Doctors thought the drink was a perfect means to provide medication and vitamins to those on liquid diets in the nineteenth century. Eggnogs were added to the convalescent diets of patients healing from typhoid fever, dysentery, diphtheria, operations, ulcers, and tuberculosis. Eggs are high in proteins, fats, and other necessary vitamins, and they help with a variety of bodily functions. "Warming spices," such as nutmeg, cinnamon, ginger, turmeric, and cayenne pepper, have health benefits, such as relief from stomach cramps, diarrhoea, and nausea.
During the early 1900s, parents were advised to prepare a non-alcoholic eggnog and conceal the texture by flavouring the drink with chocolate or fruit syrups for children who did not like eggs.

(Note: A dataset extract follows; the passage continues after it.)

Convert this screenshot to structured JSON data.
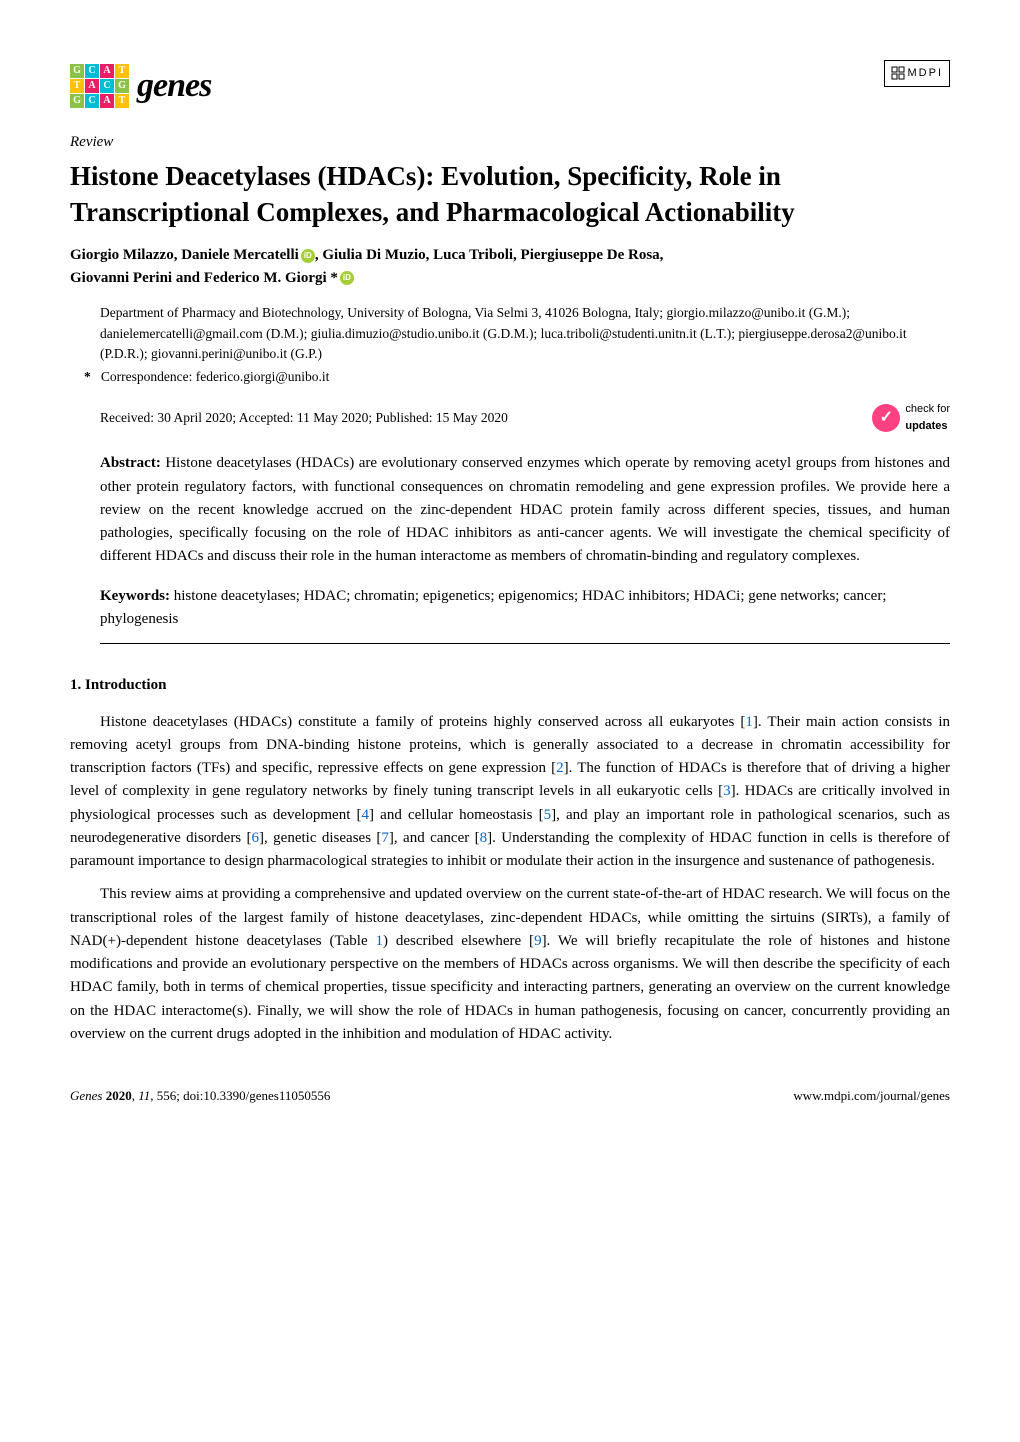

Eggnog is now served all over the world, but it has many varieties according to the region. Mexican eggnog ("rompope") contains rum or grain alcohol mixed with a bit of Mexican cinnamon and vanilla. Puerto Rican egg nog offers a vibrant flavour thanks to the addition of rum, fresh coconut juice, or coconut milk. Pisco, a pomace brandy, is used to create Peruvian egg nog ("biblia con pisco"). Eggnog is enhanced in Germany by an egg liquor (eierlikör), which is created with evaporated milk that has a custard flavor and rum. Other variations of German eggnog involve beverages flavoured with sugar, cloves, tea, lemon or lime juice, and cinnamon and prepared with beer ("biersuppe") or white wine ("eierpunsch").
When Did Eggnog Become A Christmas Tradition?
Eggnog, a rich and typically alcoholic drink, evolved into a popular holiday drink throughout the colonies and ultimately in the new country of the United States in the 1700s. Eggnog was often prepared without alcohol, and every region tailored the drink to their own preferences. People in the South, for example, preferred whisky to rum.
It is claimed that George Washington created his own recipe and the most daring guests were allowed to participate. One recipe widely associated with the first President was a boozy concoction of brandy, rye whisky, Jamaican rum, and sherry. But no eggnog recipe was discovered in the Washington family's archive, according to "The Old Farmer's Almanack" (and Mount Vernon librarians). It's most likely a nineteenth-century recipe.
The 'Tom and Jerry' is a rum and brandy eggnog cocktail. Pierce Egan, a British journalist, created it in 1920. This cocktail is believed to have inspired the Tom and Jerry cartoon! Eggnog was traditionally served warm. But eggnog was served cold when "Professor" Jerry Thomas published the first bartending books in the late 1800s.
Eggnog's basic recipe has remained unchanged during all these years: eggs are beaten with sugar, milk, cream, and (often) a distilled spirit or fortified wine. There are many recent versions of the traditional eggnog recipe that can be quite enjoyable and unique, and they are still a favourite for holiday parties. It's a great starting point for experimenting, and everything from spices to tequila has been introduced to the eggy cocktail. Vegan eggnogs are also available.
However, the core eggnog recipe has remained unchanged since the invention of posset: eggs are beaten with sugar, milk or cream is blended in, and a distilled spirit or fortified wine is added with spices. Full-fat milk and cream are still the best options, but almond and rice milks are flavorful options. While a few might consider eggnogs to be revitalising in times of illness, for many, they are nostalgic, connected to holiday traditions and family memories.